The topic list is extensive and random. Did I mention this website is random? Think everything from “Rabies” to “Canine Influenza” to “Microchipping” to “Dog Bite Prevention” to “Antimicrobial Resistance” to “Parvovirus Type 2c” to “Prescribing Drug FAQs” to “Soring in Horses” to “Money Tips for Caring for Pets” to “Raw Diets” to a “Wildlife Decision Tree” for your clinic.
Interesting? Sure. Applicable to everyday practice? Not sure.
14. USDA’s Guide to Animal Traveling
www.aphis.usda.gov/import_export/animals | Silver Spring, MD | Cost: Free
Writing a health certificate? Have a client traveling with pets? This is your spot. A resource Art Vandelay would be proud of, this website is a guide to all things interstate and international animal importing and exporting.
BONUS: Need to look up a microchip on a lost pet? AAHA’s Microchip Lookup is simple and easy.
15. UPenn Vet’s Computer Aided Learning
research.vet.upenn.edu | Philadelphia, PA | Cost: Free
I don’t find it to be the most beautiful website but it’s loaded with great resources for students and vets needing a refresher on everything from the basics (anatomy, cardiology, histology, parasitology) to references for most animal specialties (such as a complete orthopedic textbook, EKG tutorials, skin tumor guides, etc).
Large animal vets can rejoice over the extensive resources for them too.

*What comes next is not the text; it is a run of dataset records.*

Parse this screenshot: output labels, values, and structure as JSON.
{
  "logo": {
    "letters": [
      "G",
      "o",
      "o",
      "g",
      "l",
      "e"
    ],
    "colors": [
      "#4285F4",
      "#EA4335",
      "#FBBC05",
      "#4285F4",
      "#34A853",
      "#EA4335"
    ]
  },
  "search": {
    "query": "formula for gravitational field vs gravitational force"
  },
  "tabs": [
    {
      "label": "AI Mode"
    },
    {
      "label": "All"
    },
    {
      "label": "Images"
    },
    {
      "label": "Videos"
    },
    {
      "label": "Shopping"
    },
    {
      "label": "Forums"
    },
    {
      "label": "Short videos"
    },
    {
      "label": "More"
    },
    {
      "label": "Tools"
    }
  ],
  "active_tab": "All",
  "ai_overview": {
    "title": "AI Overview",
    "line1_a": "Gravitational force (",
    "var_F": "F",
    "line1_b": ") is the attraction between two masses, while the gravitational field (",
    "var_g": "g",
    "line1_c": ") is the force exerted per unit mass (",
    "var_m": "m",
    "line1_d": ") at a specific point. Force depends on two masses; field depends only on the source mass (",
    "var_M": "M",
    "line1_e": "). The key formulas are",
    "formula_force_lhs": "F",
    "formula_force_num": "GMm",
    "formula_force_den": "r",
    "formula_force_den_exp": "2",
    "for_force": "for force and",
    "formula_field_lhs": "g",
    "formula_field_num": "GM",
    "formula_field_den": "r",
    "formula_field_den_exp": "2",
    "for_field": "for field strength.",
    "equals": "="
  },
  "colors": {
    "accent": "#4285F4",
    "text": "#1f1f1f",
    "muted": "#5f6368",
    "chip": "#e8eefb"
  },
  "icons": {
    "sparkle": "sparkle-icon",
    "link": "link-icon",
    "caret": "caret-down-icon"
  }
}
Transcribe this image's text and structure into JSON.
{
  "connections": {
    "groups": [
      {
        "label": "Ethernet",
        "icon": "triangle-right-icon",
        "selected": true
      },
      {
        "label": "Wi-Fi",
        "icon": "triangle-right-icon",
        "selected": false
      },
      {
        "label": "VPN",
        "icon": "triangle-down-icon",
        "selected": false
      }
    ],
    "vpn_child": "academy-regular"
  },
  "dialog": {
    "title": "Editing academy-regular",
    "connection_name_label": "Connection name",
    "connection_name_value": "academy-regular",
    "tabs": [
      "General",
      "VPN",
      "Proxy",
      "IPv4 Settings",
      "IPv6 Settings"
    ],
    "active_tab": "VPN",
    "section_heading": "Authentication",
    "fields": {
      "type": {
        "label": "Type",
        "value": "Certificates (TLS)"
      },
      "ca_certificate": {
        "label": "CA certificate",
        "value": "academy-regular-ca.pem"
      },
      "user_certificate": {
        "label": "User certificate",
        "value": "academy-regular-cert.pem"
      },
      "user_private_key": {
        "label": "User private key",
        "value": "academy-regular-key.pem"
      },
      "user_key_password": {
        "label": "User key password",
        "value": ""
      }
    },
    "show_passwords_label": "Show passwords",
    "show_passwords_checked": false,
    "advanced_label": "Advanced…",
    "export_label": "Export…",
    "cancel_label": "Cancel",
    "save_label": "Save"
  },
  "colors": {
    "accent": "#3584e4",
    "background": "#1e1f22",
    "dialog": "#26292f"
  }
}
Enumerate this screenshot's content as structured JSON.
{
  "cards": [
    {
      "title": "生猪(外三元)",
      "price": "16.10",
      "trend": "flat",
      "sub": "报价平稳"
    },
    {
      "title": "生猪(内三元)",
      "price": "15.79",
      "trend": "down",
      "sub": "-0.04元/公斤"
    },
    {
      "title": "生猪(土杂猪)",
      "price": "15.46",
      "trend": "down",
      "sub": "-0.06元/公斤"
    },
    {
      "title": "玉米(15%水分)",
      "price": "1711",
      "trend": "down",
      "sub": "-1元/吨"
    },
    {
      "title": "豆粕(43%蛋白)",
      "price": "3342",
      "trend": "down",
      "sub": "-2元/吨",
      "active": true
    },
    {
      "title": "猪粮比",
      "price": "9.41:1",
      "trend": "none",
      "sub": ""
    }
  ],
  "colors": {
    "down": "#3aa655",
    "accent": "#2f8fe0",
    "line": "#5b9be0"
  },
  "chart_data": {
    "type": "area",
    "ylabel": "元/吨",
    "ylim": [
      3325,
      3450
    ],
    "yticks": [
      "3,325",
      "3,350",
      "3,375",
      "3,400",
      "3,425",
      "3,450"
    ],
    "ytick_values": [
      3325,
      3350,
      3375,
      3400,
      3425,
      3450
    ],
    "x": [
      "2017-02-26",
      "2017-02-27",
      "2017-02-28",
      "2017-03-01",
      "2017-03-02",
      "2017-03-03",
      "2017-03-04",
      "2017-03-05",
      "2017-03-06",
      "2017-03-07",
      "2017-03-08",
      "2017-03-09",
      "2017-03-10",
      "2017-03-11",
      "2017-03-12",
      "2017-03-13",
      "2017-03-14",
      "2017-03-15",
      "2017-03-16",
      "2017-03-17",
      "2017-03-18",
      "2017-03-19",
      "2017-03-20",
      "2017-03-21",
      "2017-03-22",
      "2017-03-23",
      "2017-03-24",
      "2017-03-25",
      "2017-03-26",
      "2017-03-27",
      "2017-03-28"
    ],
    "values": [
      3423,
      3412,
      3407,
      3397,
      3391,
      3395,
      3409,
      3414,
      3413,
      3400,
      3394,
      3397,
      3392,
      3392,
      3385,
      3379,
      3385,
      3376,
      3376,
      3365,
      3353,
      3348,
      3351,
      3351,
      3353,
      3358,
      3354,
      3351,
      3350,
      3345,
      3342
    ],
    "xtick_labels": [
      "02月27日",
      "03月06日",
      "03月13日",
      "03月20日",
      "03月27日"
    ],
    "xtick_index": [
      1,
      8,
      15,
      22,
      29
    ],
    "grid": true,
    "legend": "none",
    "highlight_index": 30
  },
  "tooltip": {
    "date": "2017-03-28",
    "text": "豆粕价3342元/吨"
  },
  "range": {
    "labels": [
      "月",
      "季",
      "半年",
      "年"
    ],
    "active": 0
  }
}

Built with the veterinary student in mind, it is an evolving resource for veterinary medical knowledge.
About the Author
Dr. Caleb Frankel is an ER veterinarian, author, speaker, and entrepreneur. He currently divides his time between two roles: emergency veterinarian at VSEC, a 70-doctor referral hospital in Greater Philadelphia, PA (USA) and the founder of Instinct Science, a new animal health company helping the world’s state-of-the-art veterinary practices streamline their care through medically-driven invoicing and thoughtful automation.
He served as Director of New Product Development at Brief Media for 4 years where he lead the development and launch of products such as Plumb's Veterinary Drugs and New York Vet. Follow Dr. Frankel on Twitter @VMDtechnology.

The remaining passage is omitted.